At $A$,the total energy is $E = \frac{1}{2} m v_{o}^{2}$.
At the highest point $C$,the string slackens,meaning the tension $T_{C} = 0$. Applying Newton's Second Law at $C$: $mg = \frac{m v_{C}^{2}}{L}$,which gives $v_{C} = \sqrt{gL}$.
The total energy at $C$ is $E = \frac{1}{2} m v_{C}^{2} + mg(2L) = \frac{1}{2} m(gL) + 2mgL = \frac{5}{2} mgL$.
Equating energy at $A$ and $C$: $\frac{1}{2} m v_{o}^{2} = \frac{5}{2} mgL \implies v_{o} = \sqrt{5gL}$.

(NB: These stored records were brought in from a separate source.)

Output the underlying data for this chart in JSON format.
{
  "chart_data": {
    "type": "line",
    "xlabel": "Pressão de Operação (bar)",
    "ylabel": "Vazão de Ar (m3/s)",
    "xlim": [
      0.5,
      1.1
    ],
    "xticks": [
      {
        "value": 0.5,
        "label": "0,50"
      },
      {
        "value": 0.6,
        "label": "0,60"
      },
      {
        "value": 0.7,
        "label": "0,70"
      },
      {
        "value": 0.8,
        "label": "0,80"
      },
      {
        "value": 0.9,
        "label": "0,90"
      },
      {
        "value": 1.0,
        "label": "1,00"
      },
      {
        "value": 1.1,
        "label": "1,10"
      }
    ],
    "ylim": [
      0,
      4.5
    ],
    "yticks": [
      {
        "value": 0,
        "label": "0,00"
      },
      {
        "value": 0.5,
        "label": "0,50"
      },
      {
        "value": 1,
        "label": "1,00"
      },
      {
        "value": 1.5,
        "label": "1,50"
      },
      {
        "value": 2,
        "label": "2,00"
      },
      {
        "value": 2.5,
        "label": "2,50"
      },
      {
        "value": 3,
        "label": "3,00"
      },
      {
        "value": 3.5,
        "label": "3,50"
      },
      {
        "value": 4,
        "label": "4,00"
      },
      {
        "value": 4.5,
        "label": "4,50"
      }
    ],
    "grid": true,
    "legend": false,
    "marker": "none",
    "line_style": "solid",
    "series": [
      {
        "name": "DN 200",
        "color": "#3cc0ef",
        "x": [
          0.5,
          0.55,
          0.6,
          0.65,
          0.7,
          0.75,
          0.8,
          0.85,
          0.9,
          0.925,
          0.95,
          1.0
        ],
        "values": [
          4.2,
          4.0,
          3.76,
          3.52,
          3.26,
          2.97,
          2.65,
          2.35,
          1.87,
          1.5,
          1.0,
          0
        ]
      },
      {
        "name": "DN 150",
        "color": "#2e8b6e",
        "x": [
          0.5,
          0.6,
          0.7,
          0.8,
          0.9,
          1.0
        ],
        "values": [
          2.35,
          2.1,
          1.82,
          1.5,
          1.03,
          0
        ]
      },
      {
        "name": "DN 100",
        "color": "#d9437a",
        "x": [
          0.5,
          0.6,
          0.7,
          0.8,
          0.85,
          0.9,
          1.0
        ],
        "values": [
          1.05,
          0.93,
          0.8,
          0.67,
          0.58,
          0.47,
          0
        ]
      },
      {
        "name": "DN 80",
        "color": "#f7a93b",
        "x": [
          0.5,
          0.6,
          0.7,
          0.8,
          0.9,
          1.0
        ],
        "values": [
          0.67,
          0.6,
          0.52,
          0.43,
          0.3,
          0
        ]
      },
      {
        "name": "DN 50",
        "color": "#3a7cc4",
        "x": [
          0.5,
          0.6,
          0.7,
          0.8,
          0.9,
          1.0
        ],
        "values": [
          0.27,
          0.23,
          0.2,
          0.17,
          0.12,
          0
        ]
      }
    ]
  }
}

At point $B$ (horizontal level),the height is $L$. By conservation of energy: $\frac{1}{2} m v_{o}^{2} = \frac{1}{2} m v_{B}^{2} + mgL$.
Substituting $v_{o}^{2} = 5gL$: $\frac{5}{2} mgL = \frac{1}{2} m v_{B}^{2} + mgL \implies \frac{1}{2} m v_{B}^{2} = \frac{3}{2} mgL \implies v_{B} = \sqrt{3gL}$.
$(iii)$ The ratio of kinetic energies: $\frac{K_{B}}{K_{C}} = \frac{\frac{1}{2} m v_{B}^{2}}{\frac{1}{2} m v_{C}^{2}} = \frac{3gL}{gL} = \frac{3}{1}$.
After reaching point $C$,if the string becomes slack,the bob is under the influence of gravity only. It will follow a parabolic projectile trajectory starting from point $C$ with a horizontal velocity $v_{C} = \sqrt{gL}$.